AHRQ Releases Evidence Review on Routine Screening for Gestational Diabetes
The Agency for Healthcare Research and Quality has released a recommendation on routine screening for gestational diabetes in women who have not previously had the condition, concluding that, “the evidence is insufficient to recommend for or against routine screening for gestational diabetes.” This type of “use your judgment” conclusion isn’t as informative for directing action as some might like, but it may point to areas where further research is needed.
The Agency (through its U.S. Preventive Services Task Force arm) further explains:
The current evidence is insufficient to assess the balance between the benefits and harms of screening women for GDM [gestational diabetes mellitus] either before or after 24 weeks gestation. Harms of screening include short-term anxiety in some women with positive screening results, and inconvenience to many women and medical practices because most positive screening tests are likely false-positives. Until there is better evidence, clinicians should discuss screening for GDM with their patients and make case-by-case decisions. The discussion should include information about the uncertain benefits and harms as well as the frequency and uncertain meaning of a positive screening test result.
The full summary with supporting documents and explanation of the review’s limitations are freely available online.

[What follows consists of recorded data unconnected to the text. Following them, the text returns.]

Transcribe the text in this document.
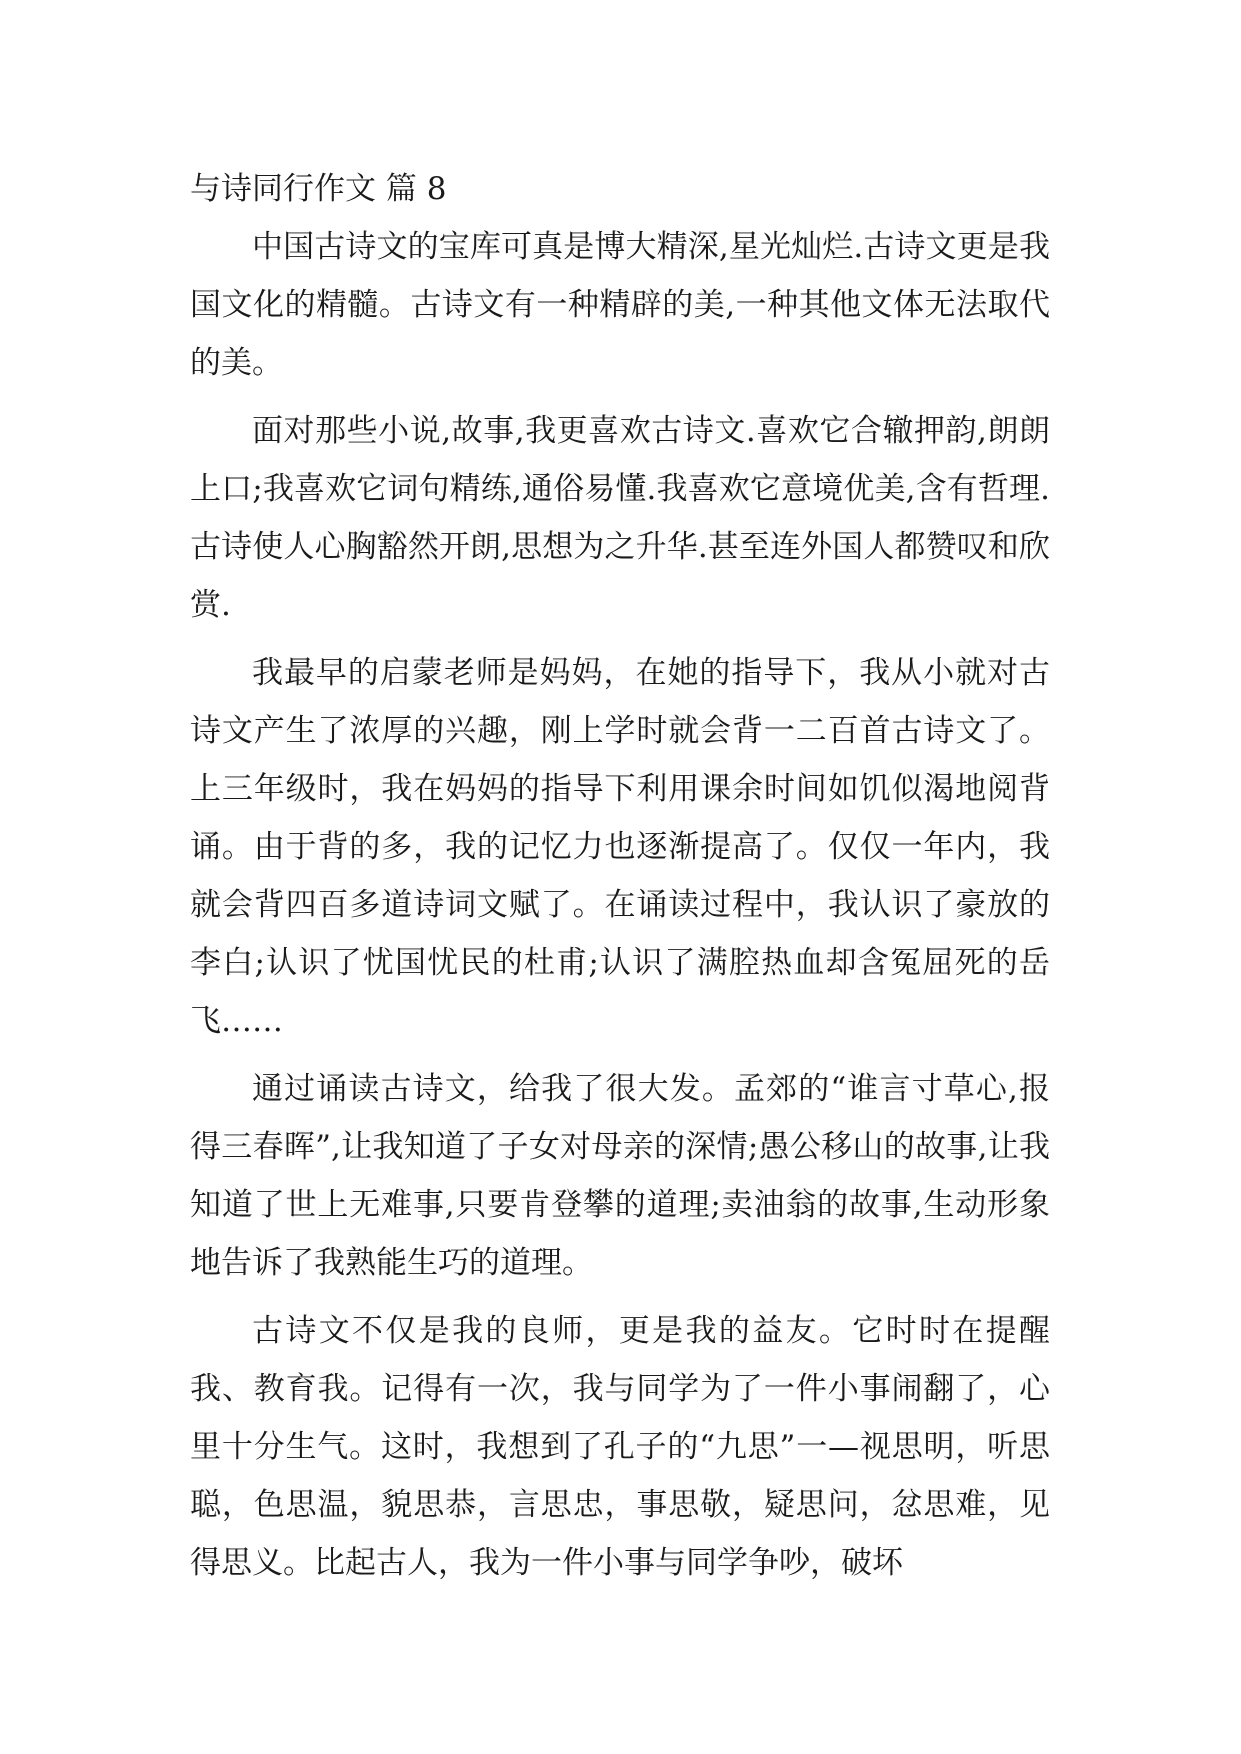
与诗同行作文 篇 8

中国古诗文的宝库可真是博大精深,星光灿烂.古诗文更是我国文化的精髓。古诗文有一种精辟的美,一种其他文体无法取代的美。

面对那些小说,故事,我更喜欢古诗文.喜欢它合辙押韵,朗朗上口;我喜欢它词句精练,通俗易懂.我喜欢它意境优美,含有哲理.古诗使人心胸豁然开朗,思想为之升华.甚至连外国人都赞叹和欣赏.

我最早的启蒙老师是妈妈，在她的指导下，我从小就对古诗文产生了浓厚的兴趣，刚上学时就会背一二百首古诗文了。上三年级时，我在妈妈的指导下利用课余时间如饥似渴地阅背诵。由于背的多，我的记忆力也逐渐提高了。仅仅一年内，我就会背四百多道诗词文赋了。在诵读过程中，我认识了豪放的李白;认识了忧国忧民的杜甫;认识了满腔热血却含冤屈死的岳飞……

通过诵读古诗文，给我了很大发。孟郊的“谁言寸草心,报得三春晖”,让我知道了子女对母亲的深情;愚公移山的故事,让我知道了世上无难事,只要肯登攀的道理;卖油翁的故事,生动形象地告诉了我熟能生巧的道理。

古诗文不仅是我的良师，更是我的益友。它时时在提醒我、教育我。记得有一次，我与同学为了一件小事闹翻了，心里十分生气。这时，我想到了孔子的“九思”一—视思明，听思聪，色思温，貌思恭，言思忠，事思敬，疑思问，忿思难，见得思义。比起古人，我为一件小事与同学争吵，破坏
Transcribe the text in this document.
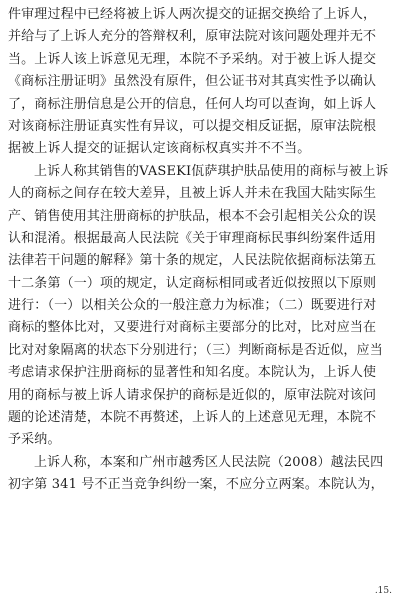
件审理过程中已经将被上诉人两次提交的证据交换给了上诉人，
并给与了上诉人充分的答辩权利，原审法院对该问题处理并无不
当。上诉人该上诉意见无理，本院不予采纳。对于被上诉人提交
《商标注册证明》虽然没有原件，但公证书对其真实性予以确认
了，商标注册信息是公开的信息，任何人均可以查询，如上诉人
对该商标注册证真实性有异议，可以提交相反证据，原审法院根
据被上诉人提交的证据认定该商标权真实并不不当。
上诉人称其销售的VASEKI佤萨琪护肤品使用的商标与被上诉
人的商标之间存在较大差异，且被上诉人并未在我国大陆实际生
产、销售使用其注册商标的护肤品，根本不会引起相关公众的误
认和混淆。根据最高人民法院《关于审理商标民事纠纷案件适用
法律若干问题的解释》第十条的规定，人民法院依据商标法第五
十二条第（一）项的规定，认定商标相同或者近似按照以下原则
进行：（一）以相关公众的一般注意力为标准；（二）既要进行对
商标的整体比对，又要进行对商标主要部分的比对，比对应当在
比对对象隔离的状态下分别进行；（三）判断商标是否近似，应当
考虑请求保护注册商标的显著性和知名度。本院认为，上诉人使
用的商标与被上诉人请求保护的商标是近似的，原审法院对该问
题的论述清楚，本院不再赘述，上诉人的上述意见无理，本院不
予采纳。
上诉人称，本案和广州市越秀区人民法院（2008）越法民四
初字第 341 号不正当竞争纠纷一案，不应分立两案。本院认为，
.15.
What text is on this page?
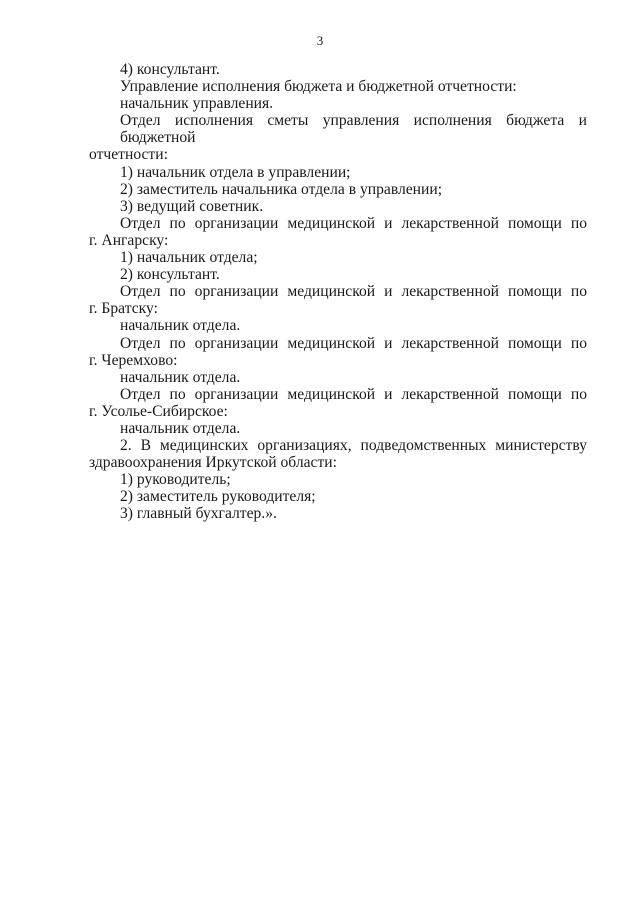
3
4) консультант.
Управление исполнения бюджета и бюджетной отчетности:
начальник управления.
Отдел исполнения сметы управления исполнения бюджета и бюджетной
отчетности:
1) начальник отдела в управлении;
2) заместитель начальника отдела в управлении;
3) ведущий советник.
Отдел по организации медицинской и лекарственной помощи по
г. Ангарску:
1) начальник отдела;
2) консультант.
Отдел по организации медицинской и лекарственной помощи по
г. Братску:
начальник отдела.
Отдел по организации медицинской и лекарственной помощи по
г. Черемхово:
начальник отдела.
Отдел по организации медицинской и лекарственной помощи по
г. Усолье-Сибирское:
начальник отдела.
2. В медицинских организациях, подведомственных министерству
здравоохранения Иркутской области:
1) руководитель;
2) заместитель руководителя;
3) главный бухгалтер.».
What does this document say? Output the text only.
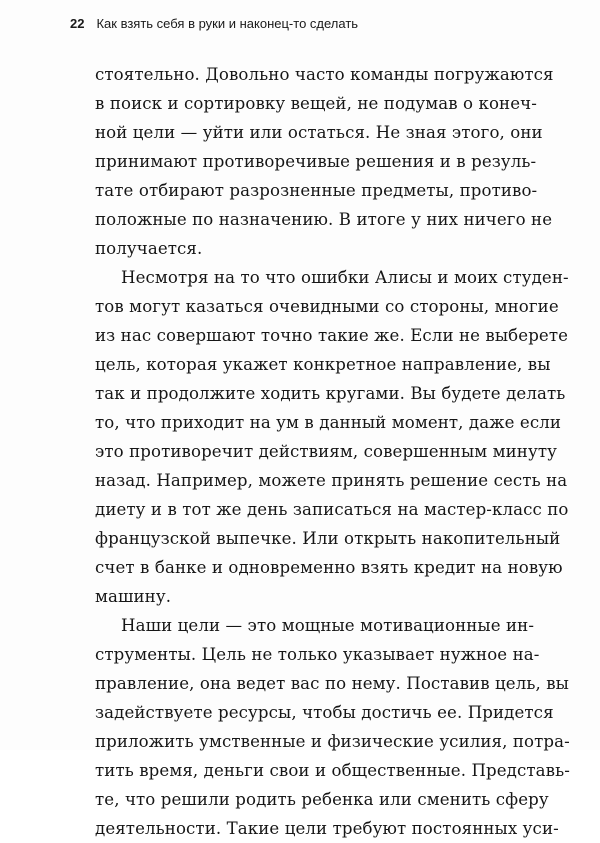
22 Как взять себя в руки и наконец-то сделать
стоятельно. Довольно часто команды погружаются
в поиск и сортировку вещей, не подумав о конеч-
ной цели — уйти или остаться. Не зная этого, они
принимают противоречивые решения и в резуль-
тате отбирают разрозненные предметы, противо-
положные по назначению. В итоге у них ничего не
получается.
Несмотря на то что ошибки Алисы и моих студен-
тов могут казаться очевидными со стороны, многие
из нас совершают точно такие же. Если не выберете
цель, которая укажет конкретное направление, вы
так и продолжите ходить кругами. Вы будете делать
то, что приходит на ум в данный момент, даже если
это противоречит действиям, совершенным минуту
назад. Например, можете принять решение сесть на
диету и в тот же день записаться на мастер-класс по
французской выпечке. Или открыть накопительный
счет в банке и одновременно взять кредит на новую
машину.
Наши цели — это мощные мотивационные ин-
струменты. Цель не только указывает нужное на-
правление, она ведет вас по нему. Поставив цель, вы
задействуете ресурсы, чтобы достичь ее. Придется
приложить умственные и физические усилия, потра-
тить время, деньги свои и общественные. Представь-
те, что решили родить ребенка или сменить сферу
деятельности. Такие цели требуют постоянных уси-
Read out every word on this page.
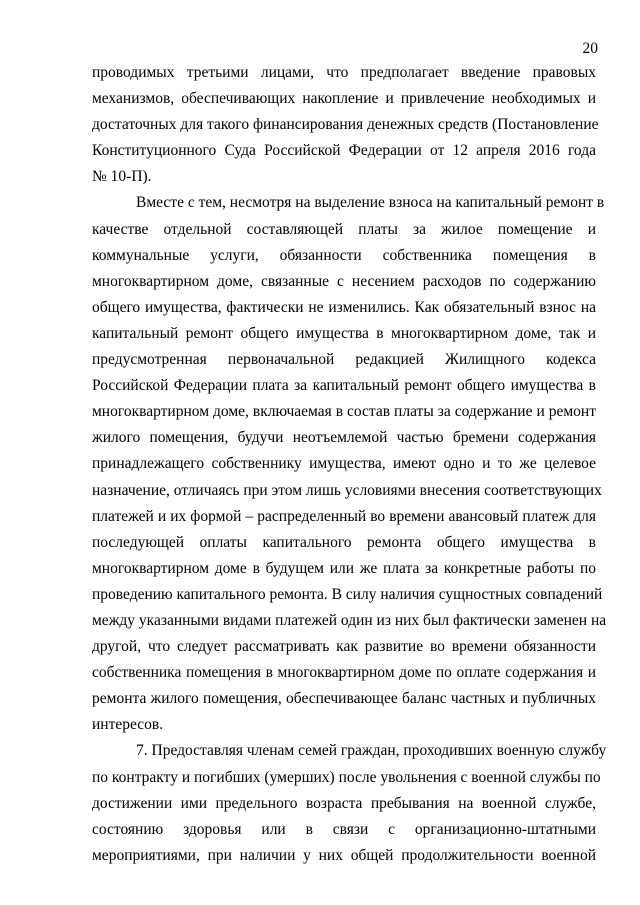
20
проводимых третьими лицами, что предполагает введение правовых
механизмов, обеспечивающих накопление и привлечение необходимых и
достаточных для такого финансирования денежных средств (Постановление
Конституционного Суда Российской Федерации от 12 апреля 2016 года
№ 10-П).
Вместе с тем, несмотря на выделение взноса на капитальный ремонт в
качестве отдельной составляющей платы за жилое помещение и
коммунальные услуги, обязанности собственника помещения в
многоквартирном доме, связанные с несением расходов по содержанию
общего имущества, фактически не изменились. Как обязательный взнос на
капитальный ремонт общего имущества в многоквартирном доме, так и
предусмотренная первоначальной редакцией Жилищного кодекса
Российской Федерации плата за капитальный ремонт общего имущества в
многоквартирном доме, включаемая в состав платы за содержание и ремонт
жилого помещения, будучи неотъемлемой частью бремени содержания
принадлежащего собственнику имущества, имеют одно и то же целевое
назначение, отличаясь при этом лишь условиями внесения соответствующих
платежей и их формой – распределенный во времени авансовый платеж для
последующей оплаты капитального ремонта общего имущества в
многоквартирном доме в будущем или же плата за конкретные работы по
проведению капитального ремонта. В силу наличия сущностных совпадений
между указанными видами платежей один из них был фактически заменен на
другой, что следует рассматривать как развитие во времени обязанности
собственника помещения в многоквартирном доме по оплате содержания и
ремонта жилого помещения, обеспечивающее баланс частных и публичных
интересов.
7. Предоставляя членам семей граждан, проходивших военную службу
по контракту и погибших (умерших) после увольнения с военной службы по
достижении ими предельного возраста пребывания на военной службе,
состоянию здоровья или в связи с организационно-штатными
мероприятиями, при наличии у них общей продолжительности военной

Related libraryland coolness: My institution has been selected as one of AHRQ’s Evidence-based Practice Centers, which “review all relevant scientific literature on clinical, behavioral, and organization and financing topics to produce evidence reports and technology assessments. These reports are used for informing and developing coverage decisions, quality measures, educational materials and tools, guidelines, and research agendas.” Our EPC has another librarian (of course it’s the fabulous Becky) and myself involved, constructing search strategies, grading abstracts for inclusion/exclusion, and the like. We’re still on the first topic (still looking at those abstracts), but I expect the entire process will be somewhat interesting, and it’s nice to work with people who recognize the expertise medical librarians can bring to the table for projects such as this.